Orf8, one of the most puzzling genes in the SARS lineage of coronaviruses, marks a unique and striking difference in genome organization between SARS-CoV-2 and SARS-CoV-1. Here, using sequence comparisons, we unequivocally reveal the distant sequence similarities between SARS-CoV-2 Orf8 with its SARS-CoV-1 counterparts and the X4-like genes of coronaviruses, including its highly divergent "paralog" gene Orf7a, whose product is a potential immune antagonist of known structure. Supervised sequence space walks unravel identity levels that drop below 10% and yet exhibit subtle conservation patterns in this novel superfamily, characterized by an immunoglobulin-like beta sandwich topology. We document the high accuracy of the sequence space walk process in detail and characterize the subgroups of the superfamily in sequence space by systematic annotation of gene and taxon groups. While SARS-CoV-1 Orf7a and Orf8 genes are most similar to bat virus sequences, their SARS-CoV-2 counterparts are closer to pangolin virus homologs, reflecting the fine structure of conservation patterns within the SARS-CoV-2 genomes. The divergence between Orf7a and Orf8 is exceptionally idiosyncratic, since Orf7a is more constrained, whereas Orf8 is subject to rampant change, a peculiar feature that may be related to hitherto-unknown viral infection strategies. Despite their common origin, the Orf7a and Orf8 protein families exhibit different modes of evolutionary trajectories within the coronavirus lineage, which might be partly attributable to their complex interactions with the mammalian host cell, reflected by a multitude of functional associations of Orf8 in SARS-CoV-2 compared to a very small number of interactions discovered for Orf7a. Orf8 is one of the most puzzling genes in the SARS lineage of coronaviruses, including SARS-CoV-2. Using sophisticated sequence comparisons, we confirm its origins from Orf7a, another gene in the lineage that appears as more conserved, compared to Orf8. Orf7a is a potential immune antagonist of known structure, while a deletion of Orf8 was shown to decrease the severity of the infection in a cohort study. The subtle sequence similarities imply that Orf8 has the same immunoglobulin-like fold as Orf7a, confirmed by structure determination. We characterize the subgroups of this superfamily and demonstrate the highly idiosyncratic divergence patterns during the evolution of the virus.

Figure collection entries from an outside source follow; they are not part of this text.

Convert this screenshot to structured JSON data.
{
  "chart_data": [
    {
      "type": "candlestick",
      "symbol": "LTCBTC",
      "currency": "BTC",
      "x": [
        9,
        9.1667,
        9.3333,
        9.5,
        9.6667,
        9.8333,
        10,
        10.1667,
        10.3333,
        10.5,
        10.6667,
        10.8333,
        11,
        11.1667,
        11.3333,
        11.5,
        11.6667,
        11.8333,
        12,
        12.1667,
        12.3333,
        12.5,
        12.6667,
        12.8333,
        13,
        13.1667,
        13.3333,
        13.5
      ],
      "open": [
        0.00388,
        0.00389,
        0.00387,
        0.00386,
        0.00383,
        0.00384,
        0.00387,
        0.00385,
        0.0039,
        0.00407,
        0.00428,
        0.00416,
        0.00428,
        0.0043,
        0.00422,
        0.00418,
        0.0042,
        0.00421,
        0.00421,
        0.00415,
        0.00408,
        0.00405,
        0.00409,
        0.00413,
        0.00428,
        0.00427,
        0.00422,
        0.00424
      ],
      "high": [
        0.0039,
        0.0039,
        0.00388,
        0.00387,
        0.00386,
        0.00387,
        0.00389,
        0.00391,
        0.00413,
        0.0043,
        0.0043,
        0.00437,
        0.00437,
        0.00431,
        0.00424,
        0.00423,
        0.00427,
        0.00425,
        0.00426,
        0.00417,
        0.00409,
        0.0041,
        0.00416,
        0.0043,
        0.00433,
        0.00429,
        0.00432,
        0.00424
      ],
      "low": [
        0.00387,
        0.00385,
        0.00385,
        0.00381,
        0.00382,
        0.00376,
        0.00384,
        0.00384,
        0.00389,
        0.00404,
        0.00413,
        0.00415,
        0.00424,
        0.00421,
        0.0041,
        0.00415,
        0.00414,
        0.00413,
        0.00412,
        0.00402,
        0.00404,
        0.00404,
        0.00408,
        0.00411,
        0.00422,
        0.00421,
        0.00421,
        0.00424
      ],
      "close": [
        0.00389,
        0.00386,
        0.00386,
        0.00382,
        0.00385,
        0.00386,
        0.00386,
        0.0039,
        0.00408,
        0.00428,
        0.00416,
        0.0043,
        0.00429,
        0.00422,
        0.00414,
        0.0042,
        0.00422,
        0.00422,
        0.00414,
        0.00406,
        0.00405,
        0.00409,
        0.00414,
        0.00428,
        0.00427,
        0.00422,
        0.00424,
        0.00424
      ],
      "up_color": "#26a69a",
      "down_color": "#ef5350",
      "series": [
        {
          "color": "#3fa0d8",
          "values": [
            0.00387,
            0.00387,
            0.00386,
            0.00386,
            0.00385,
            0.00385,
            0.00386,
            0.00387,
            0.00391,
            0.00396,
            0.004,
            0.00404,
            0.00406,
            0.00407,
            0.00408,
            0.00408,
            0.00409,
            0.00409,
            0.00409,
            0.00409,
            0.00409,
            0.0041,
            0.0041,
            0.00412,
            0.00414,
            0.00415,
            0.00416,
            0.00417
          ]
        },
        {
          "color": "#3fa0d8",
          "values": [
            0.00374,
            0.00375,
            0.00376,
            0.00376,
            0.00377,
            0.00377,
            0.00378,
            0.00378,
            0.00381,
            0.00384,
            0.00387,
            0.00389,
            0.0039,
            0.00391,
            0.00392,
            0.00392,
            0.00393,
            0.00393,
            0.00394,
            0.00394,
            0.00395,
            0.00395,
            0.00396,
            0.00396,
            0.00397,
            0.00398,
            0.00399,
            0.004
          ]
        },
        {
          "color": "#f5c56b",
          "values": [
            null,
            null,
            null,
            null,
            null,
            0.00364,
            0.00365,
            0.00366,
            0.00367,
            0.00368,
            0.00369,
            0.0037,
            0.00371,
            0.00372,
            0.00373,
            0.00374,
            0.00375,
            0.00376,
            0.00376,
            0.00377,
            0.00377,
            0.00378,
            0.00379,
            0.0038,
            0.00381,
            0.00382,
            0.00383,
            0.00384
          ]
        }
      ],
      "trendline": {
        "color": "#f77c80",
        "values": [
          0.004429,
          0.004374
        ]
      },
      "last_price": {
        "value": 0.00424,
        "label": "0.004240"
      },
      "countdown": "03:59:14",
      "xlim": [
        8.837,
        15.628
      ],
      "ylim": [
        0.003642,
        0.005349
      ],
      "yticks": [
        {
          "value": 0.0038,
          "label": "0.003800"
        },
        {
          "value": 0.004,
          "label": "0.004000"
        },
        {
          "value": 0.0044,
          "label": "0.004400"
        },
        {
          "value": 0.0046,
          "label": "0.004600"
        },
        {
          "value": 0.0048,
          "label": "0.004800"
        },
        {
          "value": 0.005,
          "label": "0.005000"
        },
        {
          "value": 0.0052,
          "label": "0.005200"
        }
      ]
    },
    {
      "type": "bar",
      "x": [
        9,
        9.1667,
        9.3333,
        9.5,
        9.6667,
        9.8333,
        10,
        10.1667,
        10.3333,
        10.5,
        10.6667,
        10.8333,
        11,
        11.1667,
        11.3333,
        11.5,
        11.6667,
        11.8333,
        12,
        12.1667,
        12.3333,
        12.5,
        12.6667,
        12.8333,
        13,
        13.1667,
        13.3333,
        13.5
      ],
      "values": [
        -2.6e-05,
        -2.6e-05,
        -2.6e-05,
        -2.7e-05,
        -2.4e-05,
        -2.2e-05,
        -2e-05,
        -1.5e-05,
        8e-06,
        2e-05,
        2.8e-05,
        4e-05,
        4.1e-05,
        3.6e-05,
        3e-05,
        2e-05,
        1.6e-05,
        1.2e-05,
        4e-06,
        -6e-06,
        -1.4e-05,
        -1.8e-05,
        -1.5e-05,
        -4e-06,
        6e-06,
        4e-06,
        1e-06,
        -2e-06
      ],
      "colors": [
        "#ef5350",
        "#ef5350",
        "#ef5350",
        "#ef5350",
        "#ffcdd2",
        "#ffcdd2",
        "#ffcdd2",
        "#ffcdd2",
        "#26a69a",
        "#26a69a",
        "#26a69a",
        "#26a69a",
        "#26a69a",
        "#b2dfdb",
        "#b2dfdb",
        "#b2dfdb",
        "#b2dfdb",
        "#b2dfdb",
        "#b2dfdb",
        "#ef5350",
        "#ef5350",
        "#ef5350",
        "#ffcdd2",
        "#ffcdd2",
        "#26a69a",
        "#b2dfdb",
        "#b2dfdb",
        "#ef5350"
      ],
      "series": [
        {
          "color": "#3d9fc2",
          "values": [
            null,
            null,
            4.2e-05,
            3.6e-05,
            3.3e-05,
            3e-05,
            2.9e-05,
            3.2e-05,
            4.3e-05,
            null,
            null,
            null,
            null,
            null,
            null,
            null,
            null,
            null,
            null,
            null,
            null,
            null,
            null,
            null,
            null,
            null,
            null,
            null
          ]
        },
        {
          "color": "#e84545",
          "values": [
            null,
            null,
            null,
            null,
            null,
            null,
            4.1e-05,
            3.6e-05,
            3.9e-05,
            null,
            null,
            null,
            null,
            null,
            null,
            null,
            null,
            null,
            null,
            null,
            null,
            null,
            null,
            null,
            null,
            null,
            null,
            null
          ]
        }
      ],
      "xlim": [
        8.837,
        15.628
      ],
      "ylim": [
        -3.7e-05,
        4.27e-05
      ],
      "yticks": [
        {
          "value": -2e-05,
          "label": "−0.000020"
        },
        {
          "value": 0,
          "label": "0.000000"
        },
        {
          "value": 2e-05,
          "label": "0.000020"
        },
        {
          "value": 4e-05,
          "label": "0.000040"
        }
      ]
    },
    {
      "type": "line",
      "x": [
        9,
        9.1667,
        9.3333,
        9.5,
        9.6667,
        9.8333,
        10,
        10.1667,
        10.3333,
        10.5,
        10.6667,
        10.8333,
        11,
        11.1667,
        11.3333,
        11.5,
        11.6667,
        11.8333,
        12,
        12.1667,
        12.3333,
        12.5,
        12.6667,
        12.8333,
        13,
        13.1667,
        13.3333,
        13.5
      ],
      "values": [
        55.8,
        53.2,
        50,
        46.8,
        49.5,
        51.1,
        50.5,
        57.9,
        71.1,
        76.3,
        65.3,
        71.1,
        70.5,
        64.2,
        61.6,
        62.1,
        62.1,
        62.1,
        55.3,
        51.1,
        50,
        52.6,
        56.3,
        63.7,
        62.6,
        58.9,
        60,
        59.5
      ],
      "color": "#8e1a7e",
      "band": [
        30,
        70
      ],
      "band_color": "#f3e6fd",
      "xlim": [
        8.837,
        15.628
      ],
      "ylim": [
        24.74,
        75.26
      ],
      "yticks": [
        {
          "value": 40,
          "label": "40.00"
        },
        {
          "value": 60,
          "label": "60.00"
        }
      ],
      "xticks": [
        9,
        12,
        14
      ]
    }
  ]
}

ORF8 是 SARS 冠状病毒谱系中最令人费解的基因之一,它标志着 SARS-CoV-2 与 SARS-CoV-1 在基因组组织上存在独特而显著的差异。在这里,我们使用序列比较,毫不含糊地揭示了 SARS-CoV-2 ORF8 与其 SARS-CoV-1 对应物以及冠状病毒 X4 样基因之间的遥远序列相似性,包括其高度分化的“旁系同源”基因 ORF7a,其产物是一种具有已知结构的潜在免疫拮抗剂。受监督的序列空间漫步揭示了身份水平下降到 10%以下,但在这个新的超家族中表现出微妙的保守模式,其特征是免疫球蛋白样β三明治拓扑结构。我们详细记录了序列空间漫步过程的高精度,并通过对基因和分类群的系统注释,对序列空间中的超家族亚组进行了特征描述。虽然 SARS-CoV-1 的 ORF7a 和 ORF8 基因与蝙蝠病毒序列最相似,但它们的 SARS-CoV-2 对应物更接近穿山甲病毒同源物,反映了 SARS-CoV-2 基因组内保守模式的精细结构。ORF7a 和 ORF8 之间的分化非常特殊,因为 ORF7a 受到更多的限制,而 ORF8 则受到猖獗的变化,这一特殊特征可能与迄今为止未知的病毒感染策略有关。尽管它们有共同的起源,但 ORF7a 和 ORF8 蛋白家族在冠状病毒谱系内表现出不同的进化轨迹模式,这可能部分归因于它们与哺乳动物宿主细胞的复杂相互作用,这反映在 SARS-CoV-2 中 ORF8 有大量的功能关联,而 ORF7a 只有很少的相互作用。ORF8 是 SARS 冠状病毒谱系中最令人费解的基因之一,包括 SARS-CoV-2。使用复杂的序列比较,我们确认其起源于 ORF7a,这是谱系中的另一个基因,与 ORF8 相比,它看起来更保守。ORF7a 是一种具有已知结构的潜在免疫拮抗剂,而在一项队列研究中,ORF8 的缺失被证明会降低感染的严重程度。微妙的序列相似性表明,ORF8 具有与 ORF7a 相同的免疫球蛋白样折叠,这一点通过结构测定得到了证实。我们对这个超家族的亚组进行了特征描述,并在病毒进化过程中展示了高度独特的分化模式。